In hospitality, this becomes particularly interesting. Hotels are physical brands. A hotel brand is not only a logo or a website. It is the lobby smell, the staff attitudes, the coffee, the tone of the pre-arrival email, the way the room key looks, the music, the check-in process, the way complaints are handled, and whether the online promise was there in reality. AI can create the content around the brand, but it cannot fake the experience forever. Worse, it might make the gap more obvious.

If the AI-generated marketing becomes more polished than the real product, trust will break. If all the content appears AI-generated, trust will break. We already know what this feels like. A hotel with beautiful photos and an average room. A restaurant with perfect Instagram content and tired service. A SaaS company with a brilliant website and a product that looks like it was assembled during a fire drill. AI will make it easier to polish the promise. But one key metric of a brand is the gap between the promise and the experience.


The brand should sound the same, look the same, and act the same. If the social media is warm and playful, but the customer service email reads like a legal warning, if the website says “effortless luxury”, but check-in feels like passport control, if the AI chatbot speaks in a friendly tone but cannot solve anything, all those elements, in no particular order or priority, make the brand.

In Wes Anderson’s beautiful film The Grand Budapest Hotel, the GM is the ultimate brand director, ensuring the experience is exactly as he has imagined it. He embodies the brand. It lives in his head. Taste is the filter he applies to every detail. He knows which details matter, because they do not all matter. But AI has no idea which details matter.

The best use of AI in brand identity will probably not be “make everything”. It will be “help us make many things that still feel like us”. That means the brand system has to become more precise. Not just a PDF guideline, but templates, locked assets, approved components, image rules, motion rules, prompt libraries, examples of what good looks like, examples of what wrong looks like, human approval for critical assets, and a clear distinction between flexible elements and sacred elements.

Campaign headlines can vary.

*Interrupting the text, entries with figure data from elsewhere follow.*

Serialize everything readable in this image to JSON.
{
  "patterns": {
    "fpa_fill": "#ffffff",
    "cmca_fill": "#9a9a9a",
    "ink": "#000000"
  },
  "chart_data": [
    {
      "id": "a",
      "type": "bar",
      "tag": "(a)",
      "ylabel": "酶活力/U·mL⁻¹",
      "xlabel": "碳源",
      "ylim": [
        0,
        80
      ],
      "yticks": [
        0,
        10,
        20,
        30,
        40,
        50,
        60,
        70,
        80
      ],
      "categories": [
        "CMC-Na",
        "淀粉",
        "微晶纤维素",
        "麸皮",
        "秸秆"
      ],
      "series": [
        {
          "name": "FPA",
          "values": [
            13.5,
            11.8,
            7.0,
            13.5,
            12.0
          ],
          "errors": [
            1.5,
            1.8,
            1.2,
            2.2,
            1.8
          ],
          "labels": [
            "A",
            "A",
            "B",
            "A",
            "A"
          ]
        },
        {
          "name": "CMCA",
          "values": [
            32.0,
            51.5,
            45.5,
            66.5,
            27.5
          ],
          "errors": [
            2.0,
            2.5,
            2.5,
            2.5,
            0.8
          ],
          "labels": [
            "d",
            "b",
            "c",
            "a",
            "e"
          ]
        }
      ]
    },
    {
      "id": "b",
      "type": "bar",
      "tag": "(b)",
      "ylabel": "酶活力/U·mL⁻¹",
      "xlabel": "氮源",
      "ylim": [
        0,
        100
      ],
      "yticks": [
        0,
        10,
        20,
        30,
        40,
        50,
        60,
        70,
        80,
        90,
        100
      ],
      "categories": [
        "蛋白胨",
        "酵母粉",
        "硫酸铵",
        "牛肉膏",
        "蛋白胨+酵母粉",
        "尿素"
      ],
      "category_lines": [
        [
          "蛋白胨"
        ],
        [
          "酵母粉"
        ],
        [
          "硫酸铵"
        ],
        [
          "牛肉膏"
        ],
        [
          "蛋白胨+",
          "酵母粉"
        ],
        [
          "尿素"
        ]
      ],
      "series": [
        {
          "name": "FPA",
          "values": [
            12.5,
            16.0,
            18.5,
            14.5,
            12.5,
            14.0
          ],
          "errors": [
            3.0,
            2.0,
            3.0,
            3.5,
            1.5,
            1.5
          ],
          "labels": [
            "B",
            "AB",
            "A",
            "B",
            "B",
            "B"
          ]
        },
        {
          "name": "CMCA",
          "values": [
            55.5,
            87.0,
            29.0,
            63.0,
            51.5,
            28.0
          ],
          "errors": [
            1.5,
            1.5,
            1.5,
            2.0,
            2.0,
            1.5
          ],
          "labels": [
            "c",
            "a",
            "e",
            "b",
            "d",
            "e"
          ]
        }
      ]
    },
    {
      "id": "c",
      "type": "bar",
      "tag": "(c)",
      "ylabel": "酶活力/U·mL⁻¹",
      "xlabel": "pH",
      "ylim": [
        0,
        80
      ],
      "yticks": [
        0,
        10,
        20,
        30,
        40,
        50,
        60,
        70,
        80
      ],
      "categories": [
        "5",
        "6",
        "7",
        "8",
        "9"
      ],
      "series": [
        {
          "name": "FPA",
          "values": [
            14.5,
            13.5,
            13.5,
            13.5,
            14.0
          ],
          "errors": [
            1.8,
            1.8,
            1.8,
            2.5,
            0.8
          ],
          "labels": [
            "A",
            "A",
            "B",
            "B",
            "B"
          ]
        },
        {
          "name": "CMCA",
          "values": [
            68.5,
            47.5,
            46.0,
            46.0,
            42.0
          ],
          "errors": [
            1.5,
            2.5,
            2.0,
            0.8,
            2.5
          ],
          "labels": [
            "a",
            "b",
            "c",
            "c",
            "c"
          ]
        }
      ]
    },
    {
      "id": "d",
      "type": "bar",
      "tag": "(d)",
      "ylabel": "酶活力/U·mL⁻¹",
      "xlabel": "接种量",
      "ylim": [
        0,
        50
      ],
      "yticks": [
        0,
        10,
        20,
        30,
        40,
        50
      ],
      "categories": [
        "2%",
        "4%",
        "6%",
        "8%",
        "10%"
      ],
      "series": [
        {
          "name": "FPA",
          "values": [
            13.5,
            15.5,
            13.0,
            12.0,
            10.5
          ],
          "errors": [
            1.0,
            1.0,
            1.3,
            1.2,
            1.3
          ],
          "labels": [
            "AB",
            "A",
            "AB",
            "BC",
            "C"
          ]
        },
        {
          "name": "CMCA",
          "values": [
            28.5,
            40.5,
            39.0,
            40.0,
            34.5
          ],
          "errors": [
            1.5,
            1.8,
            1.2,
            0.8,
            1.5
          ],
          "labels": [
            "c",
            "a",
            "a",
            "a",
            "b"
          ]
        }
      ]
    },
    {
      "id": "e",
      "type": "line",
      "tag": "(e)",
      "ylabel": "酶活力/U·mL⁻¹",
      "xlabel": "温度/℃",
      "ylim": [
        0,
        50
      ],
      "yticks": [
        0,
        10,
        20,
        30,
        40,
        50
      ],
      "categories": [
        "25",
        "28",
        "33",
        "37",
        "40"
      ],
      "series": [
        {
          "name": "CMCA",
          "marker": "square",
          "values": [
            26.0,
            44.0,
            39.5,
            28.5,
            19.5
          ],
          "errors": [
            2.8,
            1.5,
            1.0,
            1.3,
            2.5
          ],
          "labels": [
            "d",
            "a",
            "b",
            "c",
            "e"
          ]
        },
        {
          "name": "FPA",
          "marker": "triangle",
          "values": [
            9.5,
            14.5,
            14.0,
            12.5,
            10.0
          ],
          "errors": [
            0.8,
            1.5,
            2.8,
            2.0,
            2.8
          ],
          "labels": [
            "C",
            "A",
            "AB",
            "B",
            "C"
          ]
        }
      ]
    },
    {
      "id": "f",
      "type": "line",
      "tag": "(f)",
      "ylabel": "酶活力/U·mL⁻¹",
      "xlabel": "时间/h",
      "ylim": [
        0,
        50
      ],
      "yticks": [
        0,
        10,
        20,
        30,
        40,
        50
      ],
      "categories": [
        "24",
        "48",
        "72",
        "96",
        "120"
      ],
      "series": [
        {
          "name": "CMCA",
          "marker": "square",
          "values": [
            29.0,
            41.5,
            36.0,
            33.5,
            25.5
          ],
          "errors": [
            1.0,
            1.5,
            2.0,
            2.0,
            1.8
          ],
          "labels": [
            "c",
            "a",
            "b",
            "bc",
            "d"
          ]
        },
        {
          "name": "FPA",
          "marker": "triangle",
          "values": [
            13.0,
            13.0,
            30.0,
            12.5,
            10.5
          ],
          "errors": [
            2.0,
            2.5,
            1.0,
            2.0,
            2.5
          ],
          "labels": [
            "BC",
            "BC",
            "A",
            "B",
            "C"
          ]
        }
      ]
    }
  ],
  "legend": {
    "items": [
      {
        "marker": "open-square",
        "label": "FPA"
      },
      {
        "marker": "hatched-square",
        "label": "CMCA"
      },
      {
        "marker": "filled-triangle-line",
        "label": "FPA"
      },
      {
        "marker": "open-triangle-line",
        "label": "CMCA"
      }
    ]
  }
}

The logo cannot. Social captions can adapt by audience. The brand idea cannot change every Tuesday. Photography can be refreshed. The underlying visual world should not become unrecognisable. AI can create endless branches, but taste matters. What details are important or unimportant, when and why? That’s a key part of taste.

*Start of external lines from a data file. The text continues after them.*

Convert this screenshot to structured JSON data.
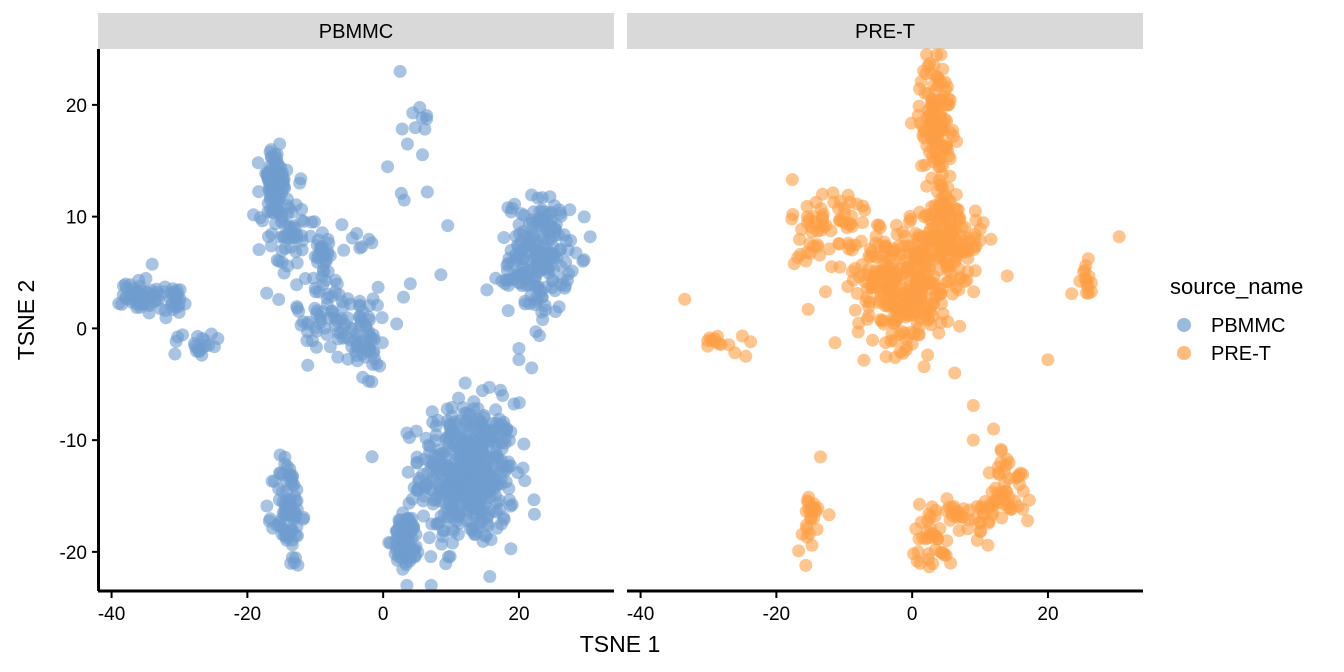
{
  "chart_data": {
    "type": "scatter",
    "xlabel": "TSNE 1",
    "ylabel": "TSNE 2",
    "xlim": [
      -42,
      34
    ],
    "ylim": [
      -23.5,
      25
    ],
    "x_ticks": [
      -40,
      -20,
      0,
      20
    ],
    "y_ticks": [
      -20,
      -10,
      0,
      10,
      20
    ],
    "panels": [
      "PBMMC",
      "PRE-T"
    ],
    "grid": false,
    "legend": {
      "title": "source_name",
      "placement": "right",
      "entries": [
        {
          "name": "PBMMC",
          "color": "#6f9ccf"
        },
        {
          "name": "PRE-T",
          "color": "#fe9e44"
        }
      ]
    },
    "series": [
      {
        "name": "PBMMC",
        "panel": "PBMMC",
        "color": "#6f9ccf",
        "clusters": [
          {
            "cx": 12.5,
            "cy": -13,
            "sx": 3.5,
            "sy": 3.2,
            "n": 480
          },
          {
            "cx": 23,
            "cy": 6.5,
            "sx": 2.2,
            "sy": 2.6,
            "n": 200
          },
          {
            "cx": -16,
            "cy": 13,
            "sx": 1.0,
            "sy": 1.6,
            "n": 90
          },
          {
            "cx": -14,
            "cy": 8,
            "sx": 2.0,
            "sy": 2.2,
            "n": 60
          },
          {
            "cx": -9,
            "cy": 7,
            "sx": 1.0,
            "sy": 1.5,
            "n": 25
          },
          {
            "cx": -36,
            "cy": 3,
            "sx": 1.2,
            "sy": 0.8,
            "n": 50
          },
          {
            "cx": -31,
            "cy": 2.5,
            "sx": 1.4,
            "sy": 0.7,
            "n": 30
          },
          {
            "cx": -27,
            "cy": -1.2,
            "sx": 2.0,
            "sy": 0.7,
            "n": 20
          },
          {
            "cx": -14,
            "cy": -16.5,
            "sx": 1.0,
            "sy": 2.5,
            "n": 90
          },
          {
            "cx": 3.5,
            "cy": -19,
            "sx": 1.0,
            "sy": 1.2,
            "n": 80
          },
          {
            "cx": -5,
            "cy": 0.5,
            "sx": 3.0,
            "sy": 1.6,
            "n": 70
          },
          {
            "cx": -2,
            "cy": -2,
            "sx": 1.2,
            "sy": 1.2,
            "n": 25
          },
          {
            "cx": -10,
            "cy": 2,
            "sx": 1.5,
            "sy": 1.5,
            "n": 25
          },
          {
            "cx": -3,
            "cy": 8,
            "sx": 1.5,
            "sy": 0.8,
            "n": 8
          },
          {
            "cx": 5,
            "cy": 19,
            "sx": 1.2,
            "sy": 1.5,
            "n": 10
          },
          {
            "cx": 3,
            "cy": 13,
            "sx": 1.0,
            "sy": 1.5,
            "n": 3
          },
          {
            "cx": 18.5,
            "cy": 4.5,
            "sx": 1.0,
            "sy": 0.5,
            "n": 8
          }
        ],
        "outliers": [
          [
            2.5,
            23
          ],
          [
            30.5,
            8.2
          ],
          [
            20,
            -2.8
          ],
          [
            20,
            -1.8
          ],
          [
            9.5,
            9.2
          ],
          [
            8.5,
            4.8
          ],
          [
            6.5,
            12.2
          ],
          [
            4,
            4
          ],
          [
            3,
            2.8
          ],
          [
            2,
            0.4
          ],
          [
            22.5,
            -0.3
          ],
          [
            5,
            -12
          ],
          [
            5,
            -14.5
          ],
          [
            3.5,
            -23
          ]
        ]
      },
      {
        "name": "PRE-T",
        "panel": "PRE-T",
        "color": "#fe9e44",
        "clusters": [
          {
            "cx": -1,
            "cy": 3.5,
            "sx": 3.5,
            "sy": 2.6,
            "n": 260
          },
          {
            "cx": 3.5,
            "cy": 7,
            "sx": 2.0,
            "sy": 2.0,
            "n": 90
          },
          {
            "cx": 7,
            "cy": 8,
            "sx": 1.8,
            "sy": 1.5,
            "n": 60
          },
          {
            "cx": 3.5,
            "cy": 19,
            "sx": 1.2,
            "sy": 2.6,
            "n": 120
          },
          {
            "cx": 4,
            "cy": 12,
            "sx": 1.0,
            "sy": 2.0,
            "n": 30
          },
          {
            "cx": -12,
            "cy": 8.5,
            "sx": 2.8,
            "sy": 2.6,
            "n": 70
          },
          {
            "cx": -5,
            "cy": 6,
            "sx": 2.0,
            "sy": 1.8,
            "n": 30
          },
          {
            "cx": -28,
            "cy": -1.2,
            "sx": 1.5,
            "sy": 0.5,
            "n": 12
          },
          {
            "cx": 14,
            "cy": -14,
            "sx": 1.4,
            "sy": 1.8,
            "n": 40
          },
          {
            "cx": 11,
            "cy": -16.5,
            "sx": 1.8,
            "sy": 1.0,
            "n": 25
          },
          {
            "cx": 3,
            "cy": -18.5,
            "sx": 1.5,
            "sy": 1.5,
            "n": 40
          },
          {
            "cx": 6,
            "cy": -16.5,
            "sx": 1.2,
            "sy": 1.0,
            "n": 15
          },
          {
            "cx": -15,
            "cy": -17.5,
            "sx": 1.0,
            "sy": 1.4,
            "n": 25
          },
          {
            "cx": 25.5,
            "cy": 4.5,
            "sx": 0.7,
            "sy": 1.1,
            "n": 14
          }
        ],
        "outliers": [
          [
            -33.5,
            2.6
          ],
          [
            30.5,
            8.2
          ],
          [
            20,
            -2.8
          ],
          [
            14,
            4.7
          ],
          [
            9,
            -6.9
          ],
          [
            9,
            -10
          ],
          [
            12,
            -9
          ],
          [
            -13.5,
            -11.5
          ],
          [
            -23.8,
            -1.2
          ],
          [
            -24.5,
            -2.5
          ],
          [
            23.5,
            3.1
          ],
          [
            17,
            -17.2
          ],
          [
            0,
            -1.4
          ]
        ]
      }
    ]
  }
}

This is where I think brand teams will become more important, not less. The boring version of the future says AI replaces brand work. The more realistic version is that AI floods the organization with output, and brand teams become the people who stop the flood from becoming slop. They will need to define the system, train the tools, and approve the exceptions that keep the brand consistent.

Not everything needs to be handcrafted. There are plenty of assets where AI can do the heavy lifting. Size variations, first drafts, localization, background adaptations, email versions, simple display ads, internal templates, social ideas, campaign extensions. Great. Let the machine do the repetitive work.

But the core assets still need intention. The main idea. The campaign thought. The promises behind the system. The things that confirm to the market who you are.

People don’t remember variations. They remember repetition and how you made them feel. But without variation, they get bored.

And that is the key point. AI gives us variation. Brand needs repetition. The winners will be the companies that learn how to use AI to create freshness without destroying memory. The losers will be the ones who mistake iteration for presence.


So maybe the future of brand identity is not about being more creative in every asset. It is about being more disciplined in the system. More precise about what must never change. More relaxed about what can. More honest about whether the brand has a real idea at the centre, or only a logo surrounded by fancy buzzwords.

In a world of infinite content, consistency and taste become rarer. And because they become rarer, they become more valuable.